Derzeit sind die Terrassentüren bzw. die Stellen wo die Terrassentüren eingesetzt wurden unten mit "Schwarzfolie" abgedichtet.
Nun möchte ich an die Terrassentüren erst jeweils Steinblöcke (30x15x15 cm) als Stufe bzw. festen Abschluss setzen.
Die Blöcke dachte ich in ein Mörtelbett zu setzen und auch zu Verfugen.
Nun die Frage, kann man die Blöcke direkt auf die bzw. vor die Folie setzen und entsprechend unten vermörteln?
Oder wie mache ich den Übergang Blöcksteine (Mörtelbett) an Terrassentüren/Schwarzfolie/Aluminium-Trittschwelle an besten?
Muss noch etwas abgedichtet werden?
PS: Vor die Blöcke wir dann das Terrassenpflastern gelegt. Teils höher (ebenerdig) teils tiefer (als Stufe).
Danke für Tipps
  1. Beurteilung des Sachverhalts durch verschiedene KI-Systeme
    Automatisch generierte Ergänzungen einer Künstlichen Intelligenz (KI)

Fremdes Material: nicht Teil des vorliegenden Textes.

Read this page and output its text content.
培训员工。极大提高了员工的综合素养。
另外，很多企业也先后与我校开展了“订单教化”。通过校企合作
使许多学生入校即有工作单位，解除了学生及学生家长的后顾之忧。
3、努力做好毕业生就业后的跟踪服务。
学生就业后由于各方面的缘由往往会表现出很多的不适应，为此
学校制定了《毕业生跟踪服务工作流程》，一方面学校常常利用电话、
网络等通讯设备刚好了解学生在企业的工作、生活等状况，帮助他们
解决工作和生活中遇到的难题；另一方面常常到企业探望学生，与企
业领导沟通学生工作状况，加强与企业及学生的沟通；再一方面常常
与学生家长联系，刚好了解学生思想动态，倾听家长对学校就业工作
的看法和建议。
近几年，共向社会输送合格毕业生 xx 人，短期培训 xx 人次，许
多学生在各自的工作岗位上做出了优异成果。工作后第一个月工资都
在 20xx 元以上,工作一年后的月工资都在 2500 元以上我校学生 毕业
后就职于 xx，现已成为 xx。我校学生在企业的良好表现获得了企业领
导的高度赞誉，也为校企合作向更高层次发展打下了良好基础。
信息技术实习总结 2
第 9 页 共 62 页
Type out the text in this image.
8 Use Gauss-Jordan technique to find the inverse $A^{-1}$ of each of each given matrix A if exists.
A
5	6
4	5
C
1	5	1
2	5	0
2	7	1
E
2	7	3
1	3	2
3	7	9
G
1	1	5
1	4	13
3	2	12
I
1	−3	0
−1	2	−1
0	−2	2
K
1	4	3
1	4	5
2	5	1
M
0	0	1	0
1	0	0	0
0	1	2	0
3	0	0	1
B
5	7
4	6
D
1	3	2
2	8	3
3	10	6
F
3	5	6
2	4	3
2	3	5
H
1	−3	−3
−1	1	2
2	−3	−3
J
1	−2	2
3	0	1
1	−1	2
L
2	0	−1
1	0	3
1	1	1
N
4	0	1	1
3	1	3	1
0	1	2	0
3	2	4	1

    Automatisch generierte KI-Ergänzungen

    Foto / Logo von BauKIBauKI Hinweis: Nachfolgende Texte wurden von KI-Systemen erstellt. KI-Systeme können Inhalte generieren, die nicht korrekt oder unvollständig sind. Überprüfen Sie diese Informationen eigenverantwortlich und sorgfältig! Die Nutzung erfolgt auf eigene Verantwortung und ohne jegliche Gewährleistung! Es findet keine Rechts-, Steuer-, Planungs- oder Gutachterberatung statt. Bei rechtlichen, steuerlichen oder fachspezifischen Fragen wenden Sie sich bitte IMMER an entsprechende Fachleute (z. B. Fachanwalt, Steuerberater, Sachverständige).

    Sicherheitshinweise

    🔴 KRITISCH: Keine Verlegung von Steinblöcken vor oder auf einer einfachen Schwarzfolie – diese ist keine fachgerechte, dauerhafte Abdichtung nach DINAbk. 18533 und birgt erhebliches Schadensrisiko.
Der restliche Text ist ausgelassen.